Tony Abbott, Prime Minister of Australia, addresses the 69th United Nations General Assembly at the U.N. headquarters in New York September 25, 2014. REUTERS/Lucas Jackson

SYDNEY (Reuters) - Australian aircraft will join the U.S.-led coalition in air strikes against Islamic State insurgents in Iraq in an initial support role, Prime Minister Tony Abbott said on Wednesday, ahead of a final decision to undertake bombing missions.

The United States has been bombing Islamic State and other groups in Syria for a week with the help of Arab allies, and hitting targets in neighbouring Iraq since August. European countries have joined the campaign in Iraq but not in Syria.

Last month, Abbott sent 10 aircraft and some 600 personnel to the United Arab Emirates in preparation for joining the coalition and has since said Australian involvement in air strikes was likely to combat the “murderous death cult”.

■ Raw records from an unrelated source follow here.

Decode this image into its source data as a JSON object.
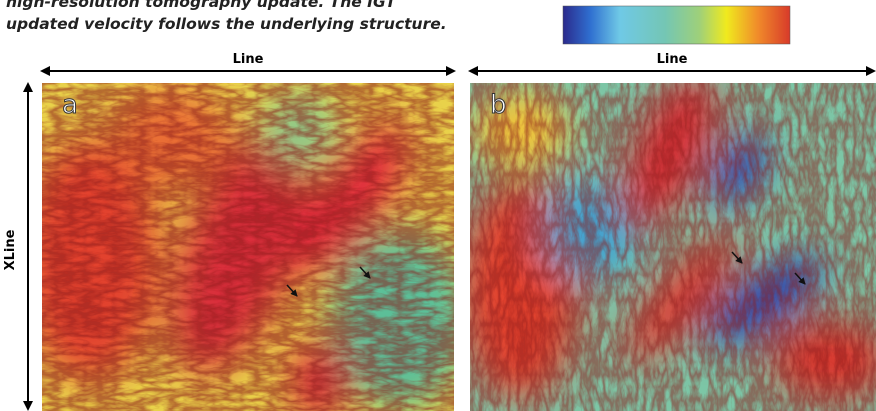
{
  "caption": {
    "lines": [
      "high-resolution tomography update. The IGT",
      "updated velocity follows the underlying structure."
    ]
  },
  "axes": {
    "line_left": "Line",
    "line_right": "Line",
    "xline": "XLine"
  },
  "panels": [
    {
      "label": "a"
    },
    {
      "label": "b"
    }
  ]
}
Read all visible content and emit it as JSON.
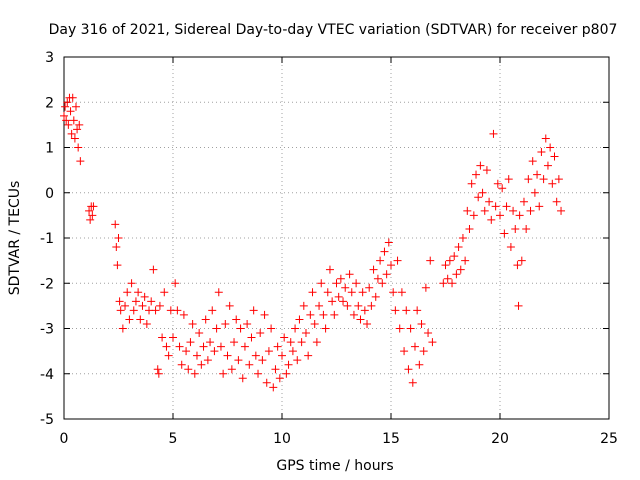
{
  "chart_data": {
    "type": "scatter",
    "title": "Day 316 of 2021, Sidereal Day-to-day VTEC variation (SDTVAR) for receiver p807",
    "xlabel": "GPS time / hours",
    "ylabel": "SDTVAR / TECUs",
    "xlim": [
      0,
      25
    ],
    "ylim": [
      -5,
      3
    ],
    "xticks": [
      0,
      5,
      10,
      15,
      20,
      25
    ],
    "yticks": [
      -5,
      -4,
      -3,
      -2,
      -1,
      0,
      1,
      2,
      3
    ],
    "grid": true,
    "marker": "+",
    "color": "#ff0000",
    "series": [
      {
        "name": "SDTVAR",
        "points": [
          [
            0.0,
            1.7
          ],
          [
            0.05,
            1.9
          ],
          [
            0.1,
            1.6
          ],
          [
            0.15,
            2.0
          ],
          [
            0.2,
            1.5
          ],
          [
            0.25,
            2.1
          ],
          [
            0.3,
            1.8
          ],
          [
            0.35,
            1.3
          ],
          [
            0.4,
            2.1
          ],
          [
            0.45,
            1.6
          ],
          [
            0.5,
            1.2
          ],
          [
            0.55,
            1.9
          ],
          [
            0.6,
            1.4
          ],
          [
            0.65,
            1.0
          ],
          [
            0.7,
            1.5
          ],
          [
            0.75,
            0.7
          ],
          [
            1.15,
            -0.4
          ],
          [
            1.2,
            -0.6
          ],
          [
            1.25,
            -0.3
          ],
          [
            1.3,
            -0.5
          ],
          [
            1.35,
            -0.3
          ],
          [
            2.35,
            -0.7
          ],
          [
            2.4,
            -1.2
          ],
          [
            2.45,
            -1.6
          ],
          [
            2.5,
            -1.0
          ],
          [
            2.55,
            -2.4
          ],
          [
            2.6,
            -2.6
          ],
          [
            2.7,
            -3.0
          ],
          [
            2.8,
            -2.5
          ],
          [
            2.9,
            -2.2
          ],
          [
            3.0,
            -2.8
          ],
          [
            3.1,
            -2.0
          ],
          [
            3.2,
            -2.6
          ],
          [
            3.3,
            -2.4
          ],
          [
            3.4,
            -2.2
          ],
          [
            3.5,
            -2.8
          ],
          [
            3.6,
            -2.5
          ],
          [
            3.7,
            -2.3
          ],
          [
            3.8,
            -2.9
          ],
          [
            3.9,
            -2.6
          ],
          [
            4.0,
            -2.4
          ],
          [
            4.1,
            -1.7
          ],
          [
            4.2,
            -2.6
          ],
          [
            4.3,
            -3.9
          ],
          [
            4.35,
            -4.0
          ],
          [
            4.4,
            -2.5
          ],
          [
            4.5,
            -3.2
          ],
          [
            4.6,
            -2.2
          ],
          [
            4.7,
            -3.4
          ],
          [
            4.8,
            -3.6
          ],
          [
            4.9,
            -2.6
          ],
          [
            5.0,
            -3.2
          ],
          [
            5.1,
            -2.0
          ],
          [
            5.2,
            -2.6
          ],
          [
            5.3,
            -3.4
          ],
          [
            5.4,
            -3.8
          ],
          [
            5.5,
            -2.7
          ],
          [
            5.6,
            -3.5
          ],
          [
            5.7,
            -3.9
          ],
          [
            5.8,
            -3.3
          ],
          [
            5.9,
            -2.9
          ],
          [
            6.0,
            -4.0
          ],
          [
            6.1,
            -3.6
          ],
          [
            6.2,
            -3.1
          ],
          [
            6.3,
            -3.8
          ],
          [
            6.4,
            -3.4
          ],
          [
            6.5,
            -2.8
          ],
          [
            6.6,
            -3.7
          ],
          [
            6.7,
            -3.3
          ],
          [
            6.8,
            -2.6
          ],
          [
            6.9,
            -3.5
          ],
          [
            7.0,
            -3.0
          ],
          [
            7.1,
            -2.2
          ],
          [
            7.2,
            -3.4
          ],
          [
            7.3,
            -4.0
          ],
          [
            7.4,
            -2.9
          ],
          [
            7.5,
            -3.6
          ],
          [
            7.6,
            -2.5
          ],
          [
            7.7,
            -3.9
          ],
          [
            7.8,
            -3.3
          ],
          [
            7.9,
            -2.8
          ],
          [
            8.0,
            -3.7
          ],
          [
            8.1,
            -3.0
          ],
          [
            8.2,
            -4.1
          ],
          [
            8.3,
            -3.4
          ],
          [
            8.4,
            -2.9
          ],
          [
            8.5,
            -3.8
          ],
          [
            8.6,
            -3.2
          ],
          [
            8.7,
            -2.6
          ],
          [
            8.8,
            -3.6
          ],
          [
            8.9,
            -4.0
          ],
          [
            9.0,
            -3.1
          ],
          [
            9.1,
            -3.7
          ],
          [
            9.2,
            -2.7
          ],
          [
            9.3,
            -4.2
          ],
          [
            9.4,
            -3.5
          ],
          [
            9.5,
            -3.0
          ],
          [
            9.6,
            -4.3
          ],
          [
            9.7,
            -3.9
          ],
          [
            9.8,
            -3.4
          ],
          [
            9.9,
            -4.1
          ],
          [
            10.0,
            -3.6
          ],
          [
            10.1,
            -3.2
          ],
          [
            10.2,
            -4.0
          ],
          [
            10.3,
            -3.8
          ],
          [
            10.4,
            -3.3
          ],
          [
            10.5,
            -3.5
          ],
          [
            10.6,
            -3.0
          ],
          [
            10.7,
            -3.7
          ],
          [
            10.8,
            -2.8
          ],
          [
            10.9,
            -3.3
          ],
          [
            11.0,
            -2.5
          ],
          [
            11.1,
            -3.1
          ],
          [
            11.2,
            -3.6
          ],
          [
            11.3,
            -2.7
          ],
          [
            11.4,
            -2.2
          ],
          [
            11.5,
            -2.9
          ],
          [
            11.6,
            -3.3
          ],
          [
            11.7,
            -2.5
          ],
          [
            11.8,
            -2.0
          ],
          [
            11.9,
            -2.7
          ],
          [
            12.0,
            -3.0
          ],
          [
            12.1,
            -2.2
          ],
          [
            12.2,
            -1.7
          ],
          [
            12.3,
            -2.4
          ],
          [
            12.4,
            -2.7
          ],
          [
            12.5,
            -2.0
          ],
          [
            12.6,
            -2.3
          ],
          [
            12.7,
            -1.9
          ],
          [
            12.8,
            -2.4
          ],
          [
            12.9,
            -2.1
          ],
          [
            13.0,
            -2.5
          ],
          [
            13.1,
            -1.8
          ],
          [
            13.2,
            -2.2
          ],
          [
            13.3,
            -2.7
          ],
          [
            13.4,
            -2.0
          ],
          [
            13.5,
            -2.5
          ],
          [
            13.6,
            -2.8
          ],
          [
            13.7,
            -2.2
          ],
          [
            13.8,
            -2.6
          ],
          [
            13.9,
            -2.9
          ],
          [
            14.0,
            -2.1
          ],
          [
            14.1,
            -2.5
          ],
          [
            14.2,
            -1.7
          ],
          [
            14.3,
            -2.3
          ],
          [
            14.4,
            -1.9
          ],
          [
            14.5,
            -1.5
          ],
          [
            14.6,
            -2.0
          ],
          [
            14.7,
            -1.3
          ],
          [
            14.8,
            -1.8
          ],
          [
            14.9,
            -1.1
          ],
          [
            15.0,
            -1.6
          ],
          [
            15.1,
            -2.2
          ],
          [
            15.2,
            -2.6
          ],
          [
            15.3,
            -1.5
          ],
          [
            15.4,
            -3.0
          ],
          [
            15.5,
            -2.2
          ],
          [
            15.6,
            -3.5
          ],
          [
            15.7,
            -2.6
          ],
          [
            15.8,
            -3.9
          ],
          [
            15.9,
            -3.0
          ],
          [
            16.0,
            -4.2
          ],
          [
            16.1,
            -3.4
          ],
          [
            16.2,
            -2.6
          ],
          [
            16.3,
            -3.8
          ],
          [
            16.4,
            -2.9
          ],
          [
            16.5,
            -3.5
          ],
          [
            16.6,
            -2.1
          ],
          [
            16.7,
            -3.1
          ],
          [
            16.8,
            -1.5
          ],
          [
            16.9,
            -3.3
          ],
          [
            17.4,
            -2.0
          ],
          [
            17.5,
            -1.6
          ],
          [
            17.6,
            -1.9
          ],
          [
            17.7,
            -1.5
          ],
          [
            17.8,
            -2.0
          ],
          [
            17.9,
            -1.4
          ],
          [
            18.0,
            -1.8
          ],
          [
            18.1,
            -1.2
          ],
          [
            18.2,
            -1.7
          ],
          [
            18.3,
            -1.0
          ],
          [
            18.4,
            -1.5
          ],
          [
            18.5,
            -0.4
          ],
          [
            18.6,
            -0.8
          ],
          [
            18.7,
            0.2
          ],
          [
            18.8,
            -0.5
          ],
          [
            18.9,
            0.4
          ],
          [
            19.0,
            -0.1
          ],
          [
            19.1,
            0.6
          ],
          [
            19.2,
            0.0
          ],
          [
            19.3,
            -0.4
          ],
          [
            19.4,
            0.5
          ],
          [
            19.5,
            -0.2
          ],
          [
            19.6,
            -0.6
          ],
          [
            19.7,
            1.3
          ],
          [
            19.8,
            -0.3
          ],
          [
            19.9,
            0.2
          ],
          [
            20.0,
            -0.5
          ],
          [
            20.1,
            0.1
          ],
          [
            20.2,
            -0.9
          ],
          [
            20.3,
            -0.3
          ],
          [
            20.4,
            0.3
          ],
          [
            20.5,
            -1.2
          ],
          [
            20.6,
            -0.4
          ],
          [
            20.7,
            -0.8
          ],
          [
            20.8,
            -1.6
          ],
          [
            20.85,
            -2.5
          ],
          [
            20.9,
            -0.5
          ],
          [
            21.0,
            -1.5
          ],
          [
            21.1,
            -0.2
          ],
          [
            21.2,
            -0.8
          ],
          [
            21.3,
            0.3
          ],
          [
            21.4,
            -0.4
          ],
          [
            21.5,
            0.7
          ],
          [
            21.6,
            0.0
          ],
          [
            21.7,
            0.4
          ],
          [
            21.8,
            -0.3
          ],
          [
            21.9,
            0.9
          ],
          [
            22.0,
            0.3
          ],
          [
            22.1,
            1.2
          ],
          [
            22.2,
            0.6
          ],
          [
            22.3,
            1.0
          ],
          [
            22.4,
            0.2
          ],
          [
            22.5,
            0.8
          ],
          [
            22.6,
            -0.2
          ],
          [
            22.7,
            0.3
          ],
          [
            22.8,
            -0.4
          ]
        ]
      }
    ]
  }
}
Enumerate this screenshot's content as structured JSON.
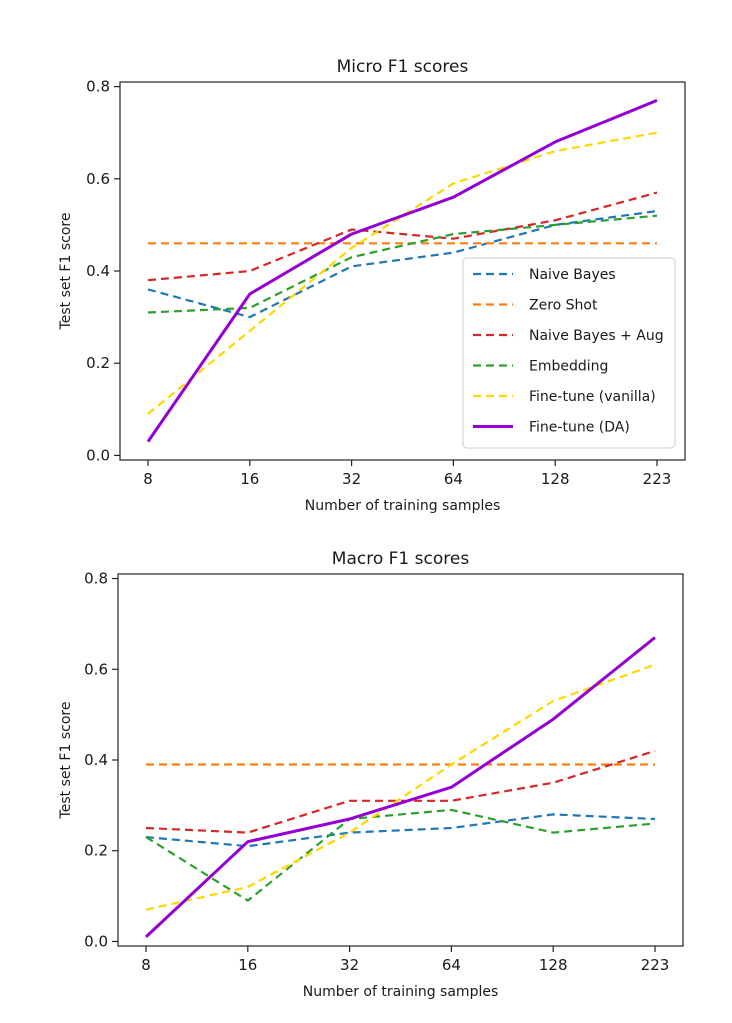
{
  "chart_data": [
    {
      "type": "line",
      "title": "Micro F1 scores",
      "xlabel": "Number of training samples",
      "ylabel": "Test set F1 score",
      "categories": [
        "8",
        "16",
        "32",
        "64",
        "128",
        "223"
      ],
      "yticks": [
        "0.0",
        "0.2",
        "0.4",
        "0.6",
        "0.8"
      ],
      "ylim": [
        -0.01,
        0.81
      ],
      "grid": false,
      "legend_position": "center-right",
      "series": [
        {
          "name": "Naive Bayes",
          "color": "#1f77b4",
          "style": "dashed",
          "values": [
            0.36,
            0.3,
            0.41,
            0.44,
            0.5,
            0.53
          ]
        },
        {
          "name": "Zero Shot",
          "color": "#ff7f0e",
          "style": "dashed",
          "values": [
            0.46,
            0.46,
            0.46,
            0.46,
            0.46,
            0.46
          ]
        },
        {
          "name": "Naive Bayes + Aug",
          "color": "#d62728",
          "style": "dashed",
          "values": [
            0.38,
            0.4,
            0.49,
            0.47,
            0.51,
            0.57
          ]
        },
        {
          "name": "Embedding",
          "color": "#2ca02c",
          "style": "dashed",
          "values": [
            0.31,
            0.32,
            0.43,
            0.48,
            0.5,
            0.52
          ]
        },
        {
          "name": "Fine-tune (vanilla)",
          "color": "#ffd700",
          "style": "dashed",
          "values": [
            0.09,
            0.27,
            0.45,
            0.59,
            0.66,
            0.7
          ]
        },
        {
          "name": "Fine-tune (DA)",
          "color": "#9400d3",
          "style": "solid",
          "values": [
            0.03,
            0.35,
            0.48,
            0.56,
            0.68,
            0.77
          ]
        }
      ]
    },
    {
      "type": "line",
      "title": "Macro F1 scores",
      "xlabel": "Number of training samples",
      "ylabel": "Test set F1 score",
      "categories": [
        "8",
        "16",
        "32",
        "64",
        "128",
        "223"
      ],
      "yticks": [
        "0.0",
        "0.2",
        "0.4",
        "0.6",
        "0.8"
      ],
      "ylim": [
        -0.01,
        0.81
      ],
      "grid": false,
      "series": [
        {
          "color": "#1f77b4",
          "style": "dashed",
          "values": [
            0.23,
            0.21,
            0.24,
            0.25,
            0.28,
            0.27
          ]
        },
        {
          "color": "#ff7f0e",
          "style": "dashed",
          "values": [
            0.39,
            0.39,
            0.39,
            0.39,
            0.39,
            0.39
          ]
        },
        {
          "color": "#d62728",
          "style": "dashed",
          "values": [
            0.25,
            0.24,
            0.31,
            0.31,
            0.35,
            0.42
          ]
        },
        {
          "color": "#2ca02c",
          "style": "dashed",
          "values": [
            0.23,
            0.09,
            0.27,
            0.29,
            0.24,
            0.26
          ]
        },
        {
          "color": "#ffd700",
          "style": "dashed",
          "values": [
            0.07,
            0.12,
            0.24,
            0.39,
            0.53,
            0.61
          ]
        },
        {
          "color": "#9400d3",
          "style": "solid",
          "values": [
            0.01,
            0.22,
            0.27,
            0.34,
            0.49,
            0.67
          ]
        }
      ]
    }
  ]
}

“We have not yet made a final decision to commit our forces to combat but Australian aircraft from today will start flying over Iraq in support of allied operations,” Abbott told parliament. “Australian air strikes await final clearances from the Iraqi Government and a further decision by our own.”

Australia is on high alert for attacks by radicalised Muslims or by home-grown militants returning from fighting in the Middle East, having raised its threat level to high and undertaken a series of high-profile raids in major cities.

Officials believe up to 160 Australians have either been involved in fighting in the Middle East or actively supporting it. At least 20 are believed to have returned to Australia and pose a security risk.

One man was charged on Tuesday with funding a terrorist organisation, while another was arrested last month after police said they thwarted a plot to behead a random member of the public.

The Australian contingent in the UAE is made up of eight Super Hornet fighter jets, an early warning and control aircraft, an aerial refuelling aircraft, along with 400 air force personnel and 200 special force soldiers.